Hugh Bonneville is looking a little more harassed as Henry, the patriarch, who has missed out on an expected job promotion, and Sally Hawkins as Mary, his wife, is cherishing an unlikely ambition to swim the English Channel.

But Paddington is more popular than ever among all the Windsor Gardens residents. His only enemy is a crabby Peter Capaldi, the neighbourhood xenophobe, who would only be happy if everybody looked and behaved like him.

Things start to go awry when Paddington decides to give Aunt Lucy an expensive 100th birthday present – an antique pop-up book he’s found in the local antique shop. To raise the money, he takes an ill-fated job as a barber’s assistant, followed by a stint as a window cleaner.

And both supply the opportunity for a couple of gently choreographed slapstick routines, their appeal rooted in Paddington’s well-meaning disposition and his unfailing ingenuity.

Whishaw’s voice is perfect for him. There’s no cuteness in it.

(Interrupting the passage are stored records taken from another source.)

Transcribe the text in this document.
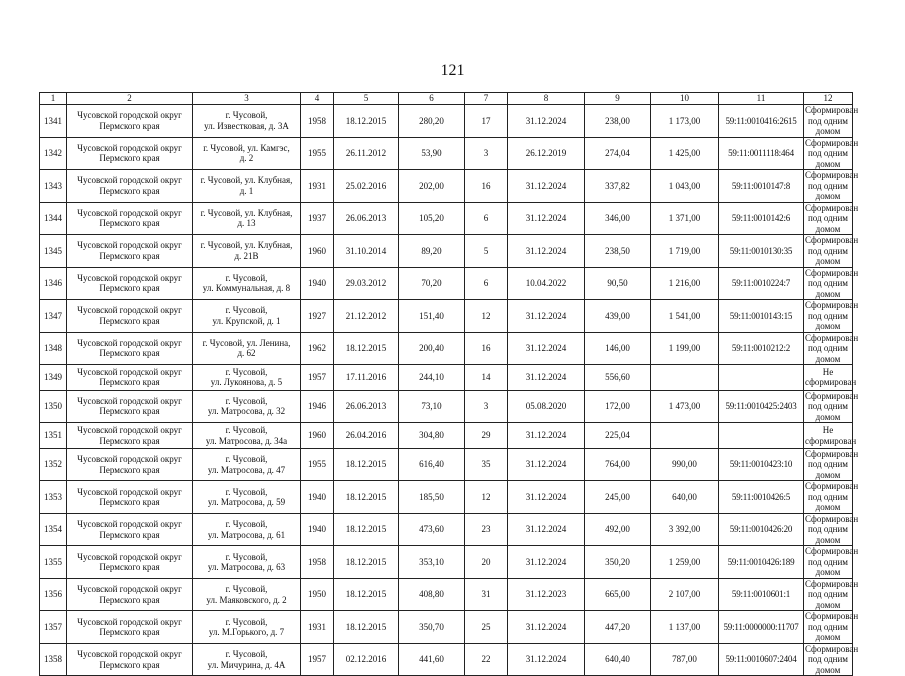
121
1	2	3	4	5	6	7	8	9	10	11	12
1341	Чусовской городской округ
Пермского края	г. Чусовой,
ул. Известковая, д. 3А	1958	18.12.2015	280,20	17	31.12.2024	238,00	1 173,00	59:11:0010416:2615	Сформирован
под одним домом
1342	Чусовской городской округ
Пермского края	г. Чусовой, ул. Камгэс,
д. 2	1955	26.11.2012	53,90	3	26.12.2019	274,04	1 425,00	59:11:0011118:464	Сформирован
под одним домом
1343	Чусовской городской округ
Пермского края	г. Чусовой, ул. Клубная,
д. 1	1931	25.02.2016	202,00	16	31.12.2024	337,82	1 043,00	59:11:0010147:8	Сформирован
под одним домом
1344	Чусовской городской округ
Пермского края	г. Чусовой, ул. Клубная,
д. 13	1937	26.06.2013	105,20	6	31.12.2024	346,00	1 371,00	59:11:0010142:6	Сформирован
под одним домом
1345	Чусовской городской округ
Пермского края	г. Чусовой, ул. Клубная,
д. 21В	1960	31.10.2014	89,20	5	31.12.2024	238,50	1 719,00	59:11:0010130:35	Сформирован
под одним домом
1346	Чусовской городской округ
Пермского края	г. Чусовой,
ул. Коммунальная, д. 8	1940	29.03.2012	70,20	6	10.04.2022	90,50	1 216,00	59:11:0010224:7	Сформирован
под одним домом
1347	Чусовской городской округ
Пермского края	г. Чусовой,
ул. Крупской, д. 1	1927	21.12.2012	151,40	12	31.12.2024	439,00	1 541,00	59:11:0010143:15	Сформирован
под одним домом
1348	Чусовской городской округ
Пермского края	г. Чусовой, ул. Ленина,
д. 62	1962	18.12.2015	200,40	16	31.12.2024	146,00	1 199,00	59:11:0010212:2	Сформирован
под одним домом
1349	Чусовской городской округ
Пермского края	г. Чусовой,
ул. Лукоянова, д. 5	1957	17.11.2016	244,10	14	31.12.2024	556,60			Не сформирован
1350	Чусовской городской округ
Пермского края	г. Чусовой,
ул. Матросова, д. 32	1946	26.06.2013	73,10	3	05.08.2020	172,00	1 473,00	59:11:0010425:2403	Сформирован
под одним домом
1351	Чусовской городской округ
Пермского края	г. Чусовой,
ул. Матросова, д. 34а	1960	26.04.2016	304,80	29	31.12.2024	225,04			Не сформирован
1352	Чусовской городской округ
Пермского края	г. Чусовой,
ул. Матросова, д. 47	1955	18.12.2015	616,40	35	31.12.2024	764,00	990,00	59:11:0010423:10	Сформирован
под одним домом
1353	Чусовской городской округ
Пермского края	г. Чусовой,
ул. Матросова, д. 59	1940	18.12.2015	185,50	12	31.12.2024	245,00	640,00	59:11:0010426:5	Сформирован
под одним домом
1354	Чусовской городской округ
Пермского края	г. Чусовой,
ул. Матросова, д. 61	1940	18.12.2015	473,60	23	31.12.2024	492,00	3 392,00	59:11:0010426:20	Сформирован
под одним домом
1355	Чусовской городской округ
Пермского края	г. Чусовой,
ул. Матросова, д. 63	1958	18.12.2015	353,10	20	31.12.2024	350,20	1 259,00	59:11:0010426:189	Сформирован
под одним домом
1356	Чусовской городской округ
Пермского края	г. Чусовой,
ул. Маяковского, д. 2	1950	18.12.2015	408,80	31	31.12.2023	665,00	2 107,00	59:11:0010601:1	Сформирован
под одним домом
1357	Чусовской городской округ
Пермского края	г. Чусовой,
ул. М.Горького, д. 7	1931	18.12.2015	350,70	25	31.12.2024	447,20	1 137,00	59:11:0000000:11707	Сформирован
под одним домом
1358	Чусовской городской округ
Пермского края	г. Чусовой,
ул. Мичурина, д. 4А	1957	02.12.2016	441,60	22	31.12.2024	640,40	787,00	59:11:0010607:2404	Сформирован
под одним домом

Nor is there any hint of the pumped up jollity that Disney likes to give its cartoon animals. It catches Paddington’s fragility and his stoicism, along with his determination. Best of all, he never says too much.

It’s at this point that Phoenix begins to screw things up, breaking into the antique shop and stealing the pop-up book. Paddington is blamed and sent to gaol, where we meet a new cast of characters, led by Brendan Gleeson as the fearsome Nuckles, the prison cook, who takes to Paddington after getting a taste of one of his marmalade sandwiches.

The performances are all pitch-perfect but even the sorry sight of Paddington languishing in a prison cell can’t disguise the fact that the story needs more tension. Kidman was genuinely scary but Grant’s mugging – accomplished as it is – fails to drum-up the slightest hint of menace.

Nor is it meant to. Action is the thing here. The denouement is a slapstick marathon scaled up to take in two steam trains and a sea plane, and although it’s as cleverly put together as you’d expect, it doesn’t set the pulse racing.

At least, the pulse of an adult who has seen hero and villain battle on the roof of a speeding train in countless other movies.

Young children, however, may see it differently and Paddington, who must have the most expressive eyes ever seen on a CGI animal, has such durable charm that the film’s shortcomings are overridden by its good-natured spirit.

This story Administrator ready to work first appeared on Nanjing Night Net.